I know there are a lot of mixed feelings out there about the “pinkwashing” of October. But there’s something about seeing big, tough professional football players in pink cleats that makes me smile. I love awareness programs that get people talking, and getting men to talk about breast cancer is a positive thing.
Apparently the NFL’s breast cancer awareness and fundraising campaign, A Crucial Catch, also gets the attention of boys, and not in a “Bevis and Butthead” way, either.
Eleven-year-old Dante Cano of Marlboro, New Jersey, thought the NFL could be doing more.
While watching the October 11 Giants-Browns game at home with his dad, Dante thought there was room for improvement in the NFL’s use of pink.

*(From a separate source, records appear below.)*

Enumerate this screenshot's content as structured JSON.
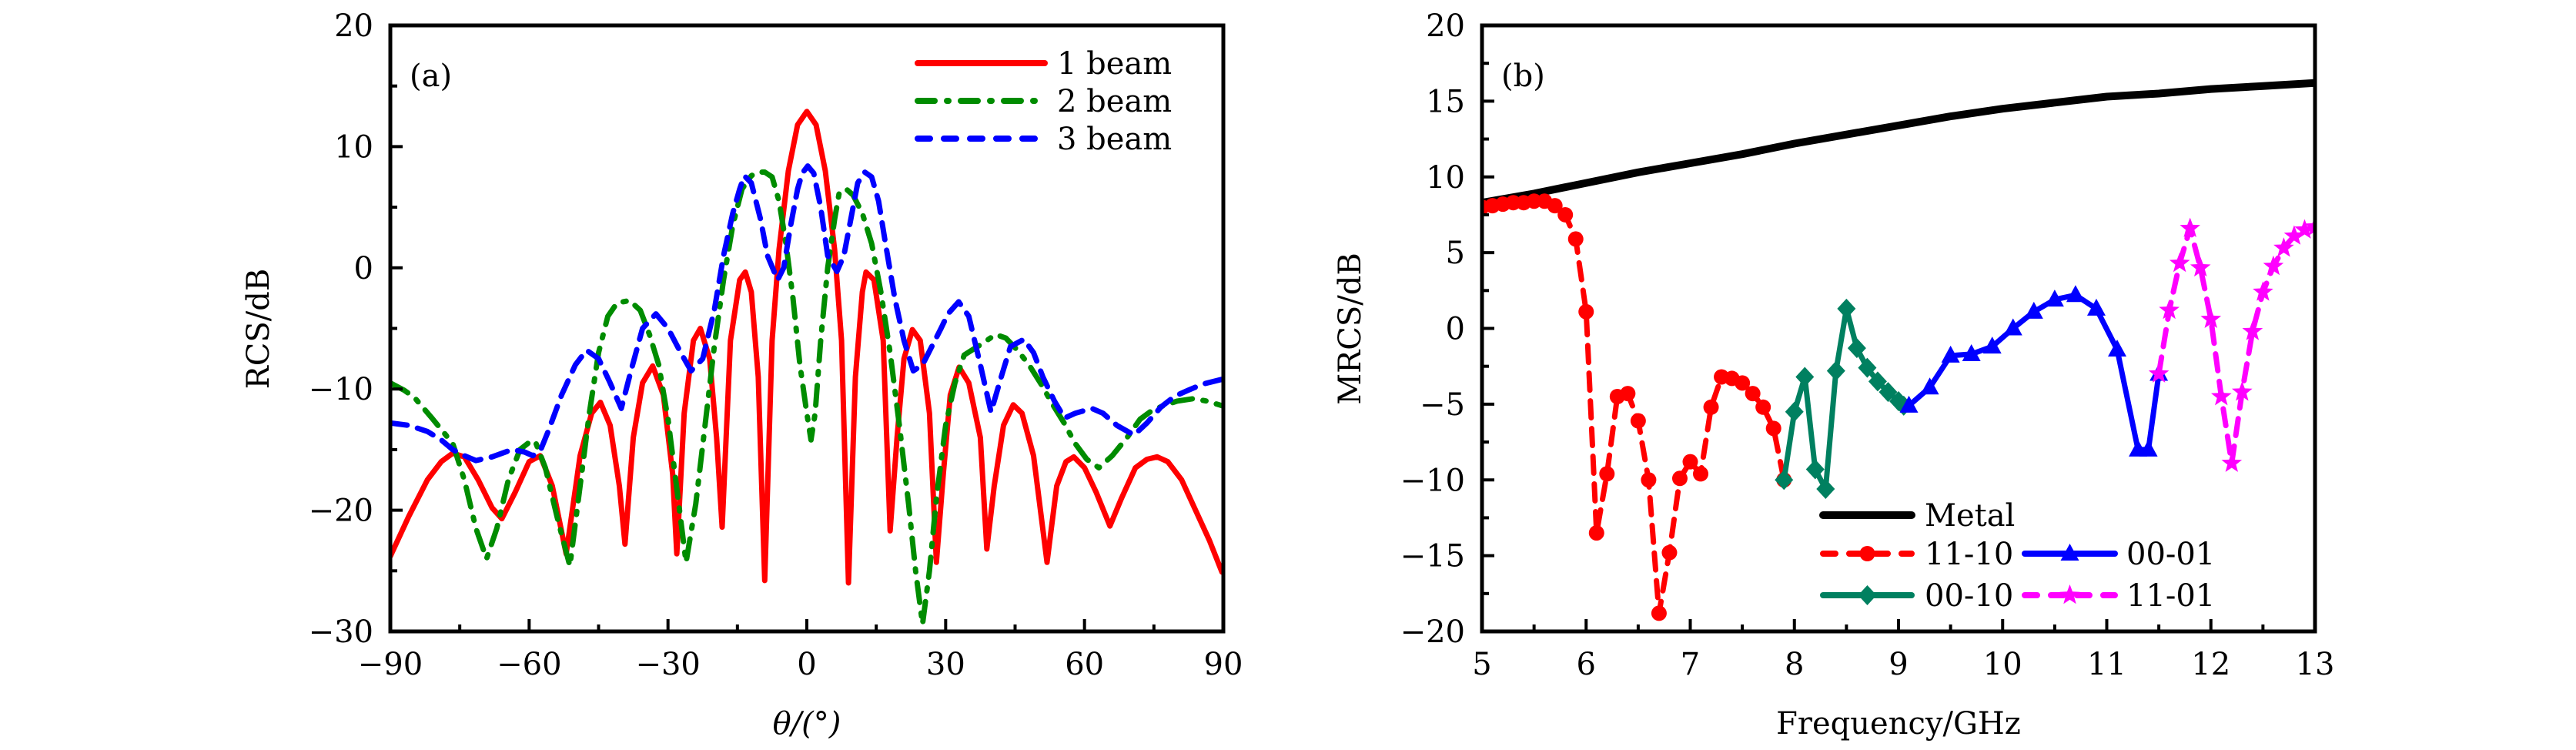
{
  "chart_data": [
    {
      "id": "a",
      "type": "line",
      "panel_label": "(a)",
      "title": "",
      "xlabel": "θ/(°)",
      "ylabel": "RCS/dB",
      "xlim": [
        -90,
        90
      ],
      "ylim": [
        -30,
        20
      ],
      "xticks": [
        -90,
        -60,
        -30,
        0,
        30,
        60,
        90
      ],
      "xtick_labels": [
        "−90",
        "−60",
        "−30",
        "0",
        "30",
        "60",
        "90"
      ],
      "yticks": [
        -30,
        -20,
        -10,
        0,
        10,
        20
      ],
      "ytick_labels": [
        "−30",
        "−20",
        "−10",
        "0",
        "10",
        "20"
      ],
      "x_minor_step": 15,
      "y_minor_step": 5,
      "grid": false,
      "legend_position": "top-right",
      "series": [
        {
          "name": "1 beam",
          "color": "#ff0000",
          "style": "solid",
          "x": [
            -90,
            -86,
            -82,
            -79,
            -76.5,
            -74,
            -71,
            -68,
            -65.9,
            -63,
            -60,
            -57.6,
            -55,
            -52,
            -49,
            -46.5,
            -44.6,
            -42.5,
            -40.5,
            -39.3,
            -37.5,
            -35.5,
            -33.3,
            -31,
            -29,
            -28.1,
            -26.5,
            -24.5,
            -23,
            -21,
            -19.5,
            -18.3,
            -16.5,
            -14.5,
            -13.3,
            -12,
            -10.5,
            -9.1,
            -7.5,
            -6,
            -4,
            -2,
            0,
            2,
            4,
            6,
            7.5,
            9.0,
            10.5,
            12,
            12.8,
            14.5,
            16.5,
            18,
            19.5,
            21,
            22.8,
            24.5,
            26.5,
            28,
            29.5,
            31,
            32.9,
            35,
            37.5,
            38.9,
            40.5,
            42.5,
            44.6,
            46.5,
            49,
            51.9,
            54,
            56,
            57.7,
            60,
            62.5,
            65.5,
            68,
            71,
            73.5,
            75.7,
            78,
            81,
            84,
            87,
            89.7
          ],
          "values": [
            -23.8,
            -20.5,
            -17.5,
            -16.0,
            -15.3,
            -15.6,
            -17.5,
            -19.8,
            -20.7,
            -18.5,
            -16.0,
            -15.5,
            -18.0,
            -23.6,
            -15.5,
            -12.0,
            -11.1,
            -13.0,
            -18.0,
            -22.8,
            -14.0,
            -9.5,
            -8.1,
            -10.5,
            -17.0,
            -23.6,
            -12.0,
            -6.0,
            -5.0,
            -7.5,
            -14.0,
            -21.4,
            -6.0,
            -1.0,
            -0.35,
            -2.0,
            -9.0,
            -25.8,
            -6.0,
            1.5,
            8.0,
            11.8,
            12.9,
            11.8,
            8.0,
            1.5,
            -6.0,
            -26.0,
            -9.0,
            -2.0,
            -0.35,
            -1.0,
            -6.0,
            -21.7,
            -14.0,
            -7.5,
            -5.1,
            -6.0,
            -12.0,
            -24.3,
            -17.0,
            -10.5,
            -8.2,
            -9.5,
            -14.0,
            -23.2,
            -18.0,
            -13.0,
            -11.3,
            -12.0,
            -15.5,
            -24.3,
            -18.0,
            -16.0,
            -15.6,
            -16.5,
            -18.5,
            -21.3,
            -19.0,
            -16.5,
            -15.8,
            -15.6,
            -16.0,
            -17.5,
            -20.0,
            -22.5,
            -25.1
          ]
        },
        {
          "name": "2 beam",
          "color": "#008c00",
          "style": "dash-dot",
          "x": [
            -90,
            -87,
            -84.8,
            -81,
            -78,
            -76.5,
            -74,
            -71.5,
            -69.2,
            -67,
            -64.5,
            -62,
            -60,
            -58.7,
            -56.5,
            -54,
            -51.2,
            -49,
            -47,
            -45,
            -43,
            -41,
            -38.3,
            -36,
            -34,
            -32,
            -30,
            -28,
            -26.1,
            -24,
            -22,
            -20,
            -18,
            -16,
            -14,
            -12,
            -10.5,
            -9.1,
            -7.5,
            -6,
            -4.5,
            -3,
            -1.5,
            0,
            0.9,
            1.8,
            3,
            4.5,
            6,
            7,
            8.5,
            10,
            12,
            14,
            16,
            18,
            20,
            22,
            23.5,
            25,
            26.5,
            28,
            30,
            32,
            34,
            37.3,
            40.8,
            43,
            45.5,
            48,
            50.8,
            53,
            55.6,
            58,
            60.5,
            63.1,
            66,
            69.4,
            72,
            74.5,
            76.9,
            80,
            83.5,
            86.5,
            89.9
          ],
          "values": [
            -9.5,
            -10.1,
            -10.7,
            -12.4,
            -13.8,
            -14.5,
            -17.5,
            -21.5,
            -24.0,
            -21.5,
            -17.5,
            -15.0,
            -14.4,
            -14.3,
            -16.5,
            -20.5,
            -24.6,
            -18.0,
            -12.0,
            -7.0,
            -4.0,
            -2.9,
            -2.7,
            -3.5,
            -5.5,
            -8.0,
            -12.5,
            -18.5,
            -24.3,
            -19.5,
            -13.0,
            -6.5,
            -1.0,
            3.5,
            6.5,
            7.6,
            7.9,
            7.9,
            7.5,
            5.5,
            2.0,
            -2.5,
            -8.0,
            -12.0,
            -14.2,
            -12.0,
            -6.0,
            0.0,
            4.0,
            6.2,
            6.5,
            6.0,
            4.5,
            2.0,
            -2.0,
            -7.0,
            -13.0,
            -19.5,
            -25.0,
            -29.4,
            -25.0,
            -19.0,
            -13.0,
            -9.5,
            -7.2,
            -6.4,
            -5.5,
            -5.8,
            -6.8,
            -8.0,
            -9.7,
            -11.2,
            -12.8,
            -14.5,
            -15.8,
            -16.5,
            -15.5,
            -13.9,
            -12.5,
            -11.8,
            -11.4,
            -11.0,
            -10.8,
            -11.0,
            -11.4
          ]
        },
        {
          "name": "3 beam",
          "color": "#0000ff",
          "style": "dashed",
          "x": [
            -90,
            -86,
            -82,
            -79,
            -76.5,
            -74,
            -71.5,
            -68,
            -63.7,
            -61,
            -59.2,
            -57.5,
            -55.9,
            -53,
            -50,
            -47.6,
            -45,
            -42.5,
            -40.1,
            -38,
            -35.5,
            -32.6,
            -30,
            -27.1,
            -25,
            -22.5,
            -20,
            -18,
            -16,
            -14.5,
            -13.5,
            -12,
            -10,
            -8.5,
            -6.3,
            -5,
            -3.5,
            -2,
            -1,
            0.2,
            1.5,
            3,
            4.5,
            6.5,
            8,
            9.5,
            11,
            12.5,
            14,
            15.5,
            17,
            19,
            21,
            23,
            25,
            27,
            29,
            30.5,
            32.8,
            35,
            37.5,
            39.8,
            42,
            44,
            46.9,
            49,
            51,
            53.5,
            55.7,
            58,
            61.6,
            64,
            67,
            70.7,
            73.5,
            76.5,
            79.5,
            82.4,
            85.5,
            89.7
          ],
          "values": [
            -12.8,
            -13.0,
            -13.5,
            -14.2,
            -15.0,
            -15.5,
            -15.9,
            -15.6,
            -15.0,
            -15.2,
            -15.5,
            -15.0,
            -13.5,
            -10.5,
            -8.0,
            -6.8,
            -7.5,
            -9.5,
            -11.6,
            -8.5,
            -5.0,
            -3.8,
            -5.0,
            -7.1,
            -8.5,
            -7.5,
            -3.5,
            1.0,
            4.5,
            6.5,
            7.6,
            7.0,
            4.0,
            1.0,
            -1.0,
            0.0,
            3.5,
            6.5,
            7.8,
            8.4,
            7.8,
            5.0,
            1.0,
            -0.3,
            1.0,
            4.0,
            7.0,
            7.9,
            7.5,
            5.5,
            2.0,
            -2.5,
            -6.0,
            -8.5,
            -8.0,
            -6.5,
            -5.0,
            -3.8,
            -2.8,
            -4.0,
            -8.0,
            -11.9,
            -9.0,
            -6.5,
            -5.9,
            -7.0,
            -9.0,
            -11.0,
            -12.4,
            -12.0,
            -11.6,
            -12.0,
            -13.0,
            -13.8,
            -12.8,
            -11.5,
            -10.6,
            -10.1,
            -9.6,
            -9.2
          ]
        }
      ]
    },
    {
      "id": "b",
      "type": "line",
      "panel_label": "(b)",
      "title": "",
      "xlabel": "Frequency/GHz",
      "ylabel": "MRCS/dB",
      "xlim": [
        5,
        13
      ],
      "ylim": [
        -20,
        20
      ],
      "xticks": [
        5,
        6,
        7,
        8,
        9,
        10,
        11,
        12,
        13
      ],
      "xtick_labels": [
        "5",
        "6",
        "7",
        "8",
        "9",
        "10",
        "11",
        "12",
        "13"
      ],
      "yticks": [
        -20,
        -15,
        -10,
        -5,
        0,
        5,
        10,
        15,
        20
      ],
      "ytick_labels": [
        "−20",
        "−15",
        "−10",
        "−5",
        "0",
        "5",
        "10",
        "15",
        "20"
      ],
      "x_minor_step": 0.5,
      "y_minor_step": 2.5,
      "grid": false,
      "legend_position": "bottom-center",
      "series": [
        {
          "name": "Metal",
          "color": "#000000",
          "style": "solid",
          "marker": "none",
          "x": [
            5,
            5.5,
            6,
            6.5,
            7,
            7.5,
            8,
            8.5,
            9,
            9.5,
            10,
            10.5,
            11,
            11.5,
            12,
            12.5,
            13
          ],
          "values": [
            8.3,
            8.9,
            9.6,
            10.3,
            10.9,
            11.5,
            12.2,
            12.8,
            13.4,
            14.0,
            14.5,
            14.9,
            15.3,
            15.5,
            15.8,
            16.0,
            16.2
          ]
        },
        {
          "name": "11-10",
          "color": "#ff0000",
          "style": "dashed",
          "marker": "circle",
          "x": [
            5.0,
            5.1,
            5.2,
            5.3,
            5.4,
            5.5,
            5.6,
            5.7,
            5.8,
            5.9,
            6.0,
            6.1,
            6.2,
            6.3,
            6.4,
            6.5,
            6.6,
            6.7,
            6.8,
            6.9,
            7.0,
            7.1,
            7.2,
            7.3,
            7.4,
            7.5,
            7.6,
            7.7,
            7.8,
            7.9
          ],
          "values": [
            8.0,
            8.1,
            8.2,
            8.3,
            8.3,
            8.4,
            8.4,
            8.1,
            7.5,
            5.9,
            1.1,
            -13.5,
            -9.6,
            -4.5,
            -4.3,
            -6.1,
            -10.0,
            -18.8,
            -14.8,
            -9.9,
            -8.8,
            -9.6,
            -5.2,
            -3.2,
            -3.3,
            -3.6,
            -4.3,
            -5.2,
            -6.6,
            -10.0
          ]
        },
        {
          "name": "00-10",
          "color": "#008060",
          "style": "solid",
          "marker": "diamond",
          "x": [
            7.9,
            8.0,
            8.1,
            8.2,
            8.3,
            8.4,
            8.5,
            8.6,
            8.7,
            8.8,
            8.9,
            9.0,
            9.05
          ],
          "values": [
            -10.0,
            -5.5,
            -3.2,
            -9.3,
            -10.6,
            -2.8,
            1.3,
            -1.3,
            -2.6,
            -3.5,
            -4.2,
            -4.8,
            -5.1
          ]
        },
        {
          "name": "00-01",
          "color": "#0000ff",
          "style": "solid",
          "marker": "triangle",
          "x": [
            9.1,
            9.3,
            9.5,
            9.7,
            9.9,
            10.1,
            10.3,
            10.5,
            10.7,
            10.9,
            11.1,
            11.3,
            11.4,
            11.5
          ],
          "values": [
            -5.1,
            -3.9,
            -1.8,
            -1.7,
            -1.2,
            0.0,
            1.1,
            1.9,
            2.2,
            1.3,
            -1.4,
            -8.0,
            -8.0,
            -3.0
          ]
        },
        {
          "name": "11-01",
          "color": "#ff00ff",
          "style": "dashed",
          "marker": "star",
          "x": [
            11.5,
            11.6,
            11.7,
            11.8,
            11.9,
            12.0,
            12.1,
            12.2,
            12.3,
            12.4,
            12.5,
            12.6,
            12.7,
            12.8,
            12.9,
            13.0
          ],
          "values": [
            -3.0,
            1.2,
            4.3,
            6.6,
            4.0,
            0.6,
            -4.5,
            -8.9,
            -4.2,
            -0.2,
            2.4,
            4.1,
            5.3,
            6.1,
            6.5,
            6.7
          ]
        }
      ]
    }
  ]
}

“It seemed that every little thing was pink — like cleats and gloves — but they’re not major things,” Dante told the Star-Ledger. “So I thought about it after a couple of penalties: The flag is more important to the game, and everyone looks at it. It can afford for its color to be changed, too.”
Dante decided to write a letter to NFL Commissioner Roger Goodell. He wrote the letter, Googled the address, and addressed the envelope.
“I just handed him a stamp,” Dante’s mom, Laura Cano, said.
“Dante had a great idea and I am looking forward to meeting with him on Sunday to put it into action,” Commissioner Goodell said in a press release. “Sometimes the simplest ideas can be the best. I applaud Dante for sending in his recommendation.”
The Cano family has been invited to MetLife Stadium for this Sunday’s Jets-Dolphins game, where the pink penalty flags will be used. The family will present the flags to the officials prior to the game.
Mrs. Cano told the Star-Ledger that fortunately their family hasn’t been touched by breast cancer. However, Dante is aware of more medical issues than most kids, because his older sister has a rare genetic disorder called Aicardi Syndrome. Dante helps feed, medicate, and comfort his sister, his mom told the newspaper.
The pink gear and uniforms used by NFL players and officials are auctioned to raise money for the American Cancer Society’s Community Health Advocates National Grants for Empowerment (CHANGE), which funds outreach and breast cancer screenings.